Pledging to increase funding for education by $75 million, create several magnet high schools and better align education with economic development, independent candidate for governor Eliot Cutler released a detailed plan Tuesday that he says will position Maine well for the future.
“States that are doing well economically are almost always the states that consistently have made investments in education, from early childhood through elementary and high school, to post high school and beyond throughout (their) citizens’ working lives,” Cutler said in prepared remarks. “We know that a skilled and educated workforce increasingly will be the driver of where businesses are started, where they will relocate or expand, and where they will grow.”
Cutler announced his plan Tuesday at events in Bangor and Portland. It was the fifth in a series of detailed policy rollouts from Cutler, who has been seeking for weeks now to drive debates with his opponents – incumbent Gov. Paul LePage and Democrat Mike Michaud – on policy issues.
If elected, Cutler said he would invest in early childhood education, in STEM (science, technology, engineering and mathematics) and in new alternative schools, specifically three new magnet high schools that would give students more targeted opportunities.
The magnet schools would be located on University of Maine System campuses. Under Cutler’s plan, UMaine-Machias would host a marine and environmental sciences magnet school; the University of Southern Maine would focus on creative arts and tourism; and UMaine-Presque Isle would offer an agriculture and food sciences curriculum.
CHALLENGE GRANTS FOR SCHOOLS
In April, Cutler released a tax reform plan that would reduce property taxes by increasing sales taxes and free up an estimated $185 million annually for municipal revenue sharing, $75 million of which would go directly to education.
Up to $65 million of that would be used to create a system of challenge grant programs: one for early childhood, to provide more preschool opportunities that ensure children are ready for kindergarten; one for extra help, or to improve literacy and math skills specifically for low-income students; and one to recruit and train highly effective teachers. The other $10 million would be used to help create the magnet schools.
Cutler also talked about making college more affordable for young Mainers. He said one of the best ways to do that is to adopt a “Pay it Forward, Pay it Back” plan, which gives students the option of attending public two- or four-year colleges tuition-free in exchange for paying a small percentage of their income for about 20 years into a state fund.
He said the state would need to borrow money to get such a plan started, but it would pay for itself and become self-sustaining over time.

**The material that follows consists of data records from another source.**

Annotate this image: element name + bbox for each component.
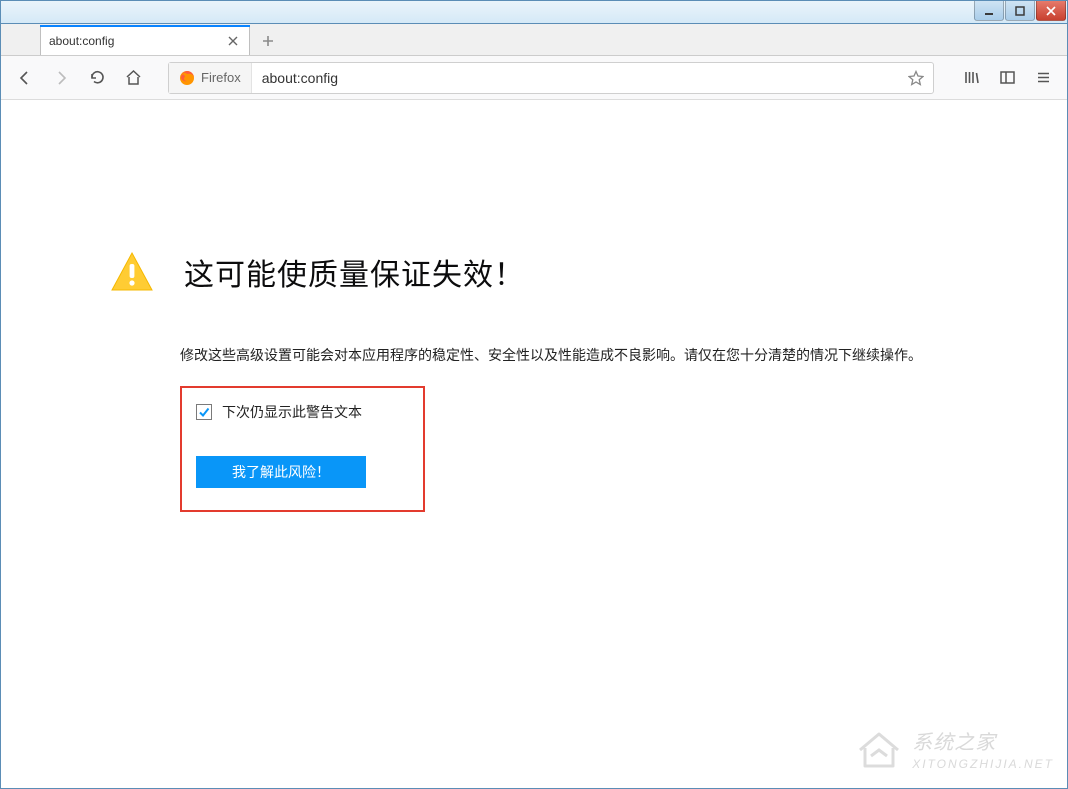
library-icon[interactable] xyxy=(954,62,988,94)
show-warning-checkbox[interactable]: 下次仍显示此警告文本 xyxy=(196,402,409,422)
identity-box[interactable]: Firefox xyxy=(169,63,252,93)
house-icon xyxy=(856,728,902,770)
url-input[interactable] xyxy=(252,63,899,93)
sidebar-icon[interactable] xyxy=(990,62,1024,94)
watermark-text-wrap: 系统之家 XITONGZHIJIA.NET xyxy=(912,726,1054,771)
tab-strip: about:config xyxy=(0,24,1068,56)
new-tab-button[interactable] xyxy=(254,27,282,55)
url-bar[interactable]: Firefox xyxy=(168,62,934,94)
checkbox-icon xyxy=(196,404,212,420)
tab-title: about:config xyxy=(49,34,225,48)
watermark-text: 系统之家 xyxy=(912,726,1054,755)
highlight-box: 下次仍显示此警告文本 我了解此风险！ xyxy=(180,386,425,512)
forward-button[interactable] xyxy=(44,62,78,94)
bookmark-star-icon[interactable] xyxy=(899,63,933,93)
window-controls xyxy=(974,1,1067,23)
back-button[interactable] xyxy=(8,62,42,94)
window-close-button[interactable] xyxy=(1036,1,1066,21)
tab-about-config[interactable]: about:config xyxy=(40,25,250,55)
window-minimize-button[interactable] xyxy=(974,1,1004,21)
firefox-icon xyxy=(179,70,195,86)
warning-header: 这可能使质量保证失效！ xyxy=(110,250,1068,294)
warning-triangle-icon xyxy=(110,250,154,294)
watermark-subtext: XITONGZHIJIA.NET xyxy=(912,757,1054,771)
window-maximize-button[interactable] xyxy=(1005,1,1035,21)
warning-description: 修改这些高级设置可能会对本应用程序的稳定性、安全性以及性能造成不良影响。请仅在您… xyxy=(180,344,980,368)
window-titlebar xyxy=(0,0,1068,24)
tab-close-icon[interactable] xyxy=(225,33,241,49)
toolbar-right xyxy=(954,62,1060,94)
toolbar: Firefox xyxy=(0,56,1068,100)
watermark: 系统之家 XITONGZHIJIA.NET xyxy=(856,726,1054,771)
identity-label: Firefox xyxy=(201,70,241,85)
accept-risk-button[interactable]: 我了解此风险！ xyxy=(196,456,366,488)
reload-button[interactable] xyxy=(80,62,114,94)
warning-title: 这可能使质量保证失效！ xyxy=(184,250,525,294)
home-button[interactable] xyxy=(116,62,150,94)
menu-icon[interactable] xyxy=(1026,62,1060,94)
content-area: 这可能使质量保证失效！ 修改这些高级设置可能会对本应用程序的稳定性、安全性以及性… xyxy=(0,100,1068,512)
checkbox-label: 下次仍显示此警告文本 xyxy=(222,402,362,422)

CRITICISM OF OPPONENTS’ IDEAS
Cutler said his ideas are better than what his opponents have to offer.
“One believes that giving schools letter grades but no resources will somehow shame lower-performing schools into doing better,” he said, referring to LePage’s A-F grading system, which was rolled out last year by the state Department of Education and grades each school on student achievement.
“The other (opponent) hides behind empty, ‘feel good’ slogans and unfunded promises,” he said, referring to Michaud.
Michaud’s campaign released a statement that didn’t mention Cutler, but instead targeted LePage. Michaud and LePage have been running neck and neck in most public opinion polls, with Cutler trailing.
“For 3½ years, Gov. LePage has turned his back on education with failed policies that demoralize our students and our teachers, which is why I made education a top priority in my Maine Made business and investment plan, which focuses on improving our education system from early childhood and pre-K all the way up to higher education at our universities and community colleges,” Michaud’s statement said.
One of his education ideas, announced this spring, is to offer free tuition for all sophomores in the university system. Another is to create a grant program to encourage enrollment in Maine’s community college system.
LEPAGE CAMPAIGN DEFENDS GRADING
Brent Littlefield, senior campaign adviser to LePage, said education is the reason the governor was able to escape poverty and homelessness at a young age. He also defended the LePage administration’s grading system.
“That is why he proposed an increase in K-12 education funding in his very first budget,” Littlefield said. “Under Gov. LePage, Maine has started making strides to offer creative new programs to ensure our kids get the best education possible. Parents have new tools to help struggling schools to succeed, including opening up schoolwide evaluations, long locked in file cabinets in Augusta, so parents can see them.”
Many of LePage’s education reform efforts have failed to get support from lawmakers and were almost universally opposed by the teachers’ union.